Canker Sores can surely bring lots of pain and discomfort, for something so small. Whenever you have one, you can't help but wish that you never get canker sores ever again. These small shallow ulcers that grow inside your mouth do not only sting, they also make eating difficult and talking uncomfortable.
Canker sores come in two types: simple canker sore and complex canker sore.
Simple Canker Sore can appear three to four times a year. This can last up to one week and usually affects people between 10 to 20 years old.
Complex Canker Sore is less common and typically occurs more in people who have previously had canker sores.
What exactly causes this oral problem is not yet known.
Simple canker sores are thought by experts to be caused by:
- injury or stress on the tissue
- Eating certain foods that are high in acid content such as lemons, orange, apples, strawberries, and figs are thought to either trigger the growth of this mouth ulcer or aggravate it if you already have one.
- It's also possible that a sharp tooth or dental appliance not fitted properly like dentures or braces may cause this.
Complex canker sores, meanwhile, are thought to be a sign of an underlying medical problem such as:
- impaired immune function
- nutritional deficiency (zinc, folic acid, iron, or vitamin B12)
- gastrointestinal tract disease (Celiac disease or Crohn's disease)
You know you have canker sores if there is a painful sore (or sores) inside the mouth such as:
- soft palate
- on the tongue
- inside the cheeks
Other symptoms are:
- swollen lymph nodes
- round and white with red edge sores
- round sores that are white or gray in color, with a red edge
- tingling or burning sensation when the sores are about to grow
If you get a canker sore, usually you won't need to do anything since the pain generally goes away in a few days while the sore itself can heal without treatment in about a week.
For large and painful canker sores, your dentist may advise you to use an antimicrobial mouth wash or a corticosteroid ointment that will alleviate the pain and irritation.
You can also try rinsing your mouth with a solution of water and salt. Dissolve 1/2 teaspoon of salt in eight ounces of water.

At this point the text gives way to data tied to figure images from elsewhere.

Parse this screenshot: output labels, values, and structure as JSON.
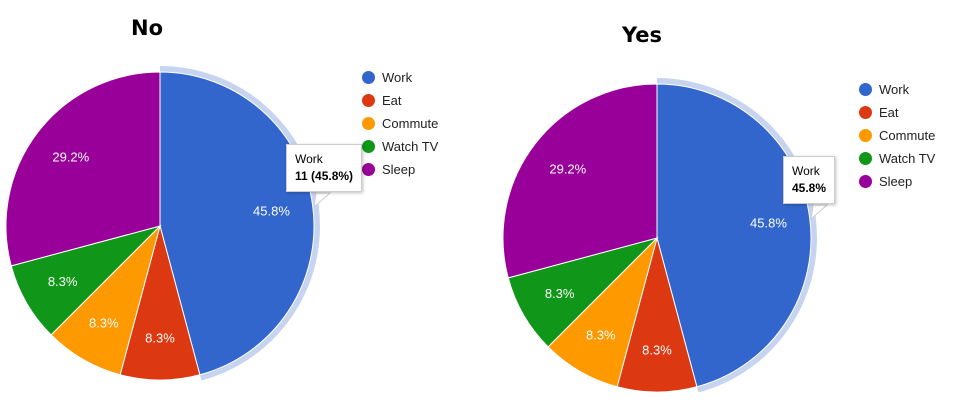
{
  "chart_data": [
    {
      "type": "pie",
      "title": "No",
      "categories": [
        "Work",
        "Eat",
        "Commute",
        "Watch TV",
        "Sleep"
      ],
      "values": [
        11,
        2,
        2,
        2,
        7
      ],
      "percent_labels": [
        "45.8%",
        "8.3%",
        "8.3%",
        "8.3%",
        "29.2%"
      ],
      "colors": [
        "#3366cc",
        "#dc3912",
        "#ff9900",
        "#109618",
        "#990099"
      ],
      "legend_position": "right",
      "highlighted_slice": "Work",
      "tooltip": {
        "label": "Work",
        "value": "11 (45.8%)"
      }
    },
    {
      "type": "pie",
      "title": "Yes",
      "categories": [
        "Work",
        "Eat",
        "Commute",
        "Watch TV",
        "Sleep"
      ],
      "values": [
        11,
        2,
        2,
        2,
        7
      ],
      "percent_labels": [
        "45.8%",
        "8.3%",
        "8.3%",
        "8.3%",
        "29.2%"
      ],
      "colors": [
        "#3366cc",
        "#dc3912",
        "#ff9900",
        "#109618",
        "#990099"
      ],
      "legend_position": "right",
      "highlighted_slice": "Work",
      "tooltip": {
        "label": "Work",
        "value": "45.8%"
      }
    }
  ]
}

Another solution you can try is one to two tablespoons of Maalox combined with 1/2 tablespoon of liquid diphenhydramine. Rinse a teaspoonful of this mixture four times a day. Make sure that you don't swallow the mixture. Also do not use this with a child because liquid diphenhydramine is toxic.
Moreover, there are a number of over-the-counter medications that you can purchase to reduce the pain that comes with the canker sore. Some examples are:
- vitamin B-12 (Avamin Melts)
- glycyrrhiza extract (CankerMelts)
- gel that contain polyvinylpyrrolidone, sodium hyaluronate, and aloe vera (Canker-X).
- Take note however that there are limited studies done on these medications so their effects are not properly documented.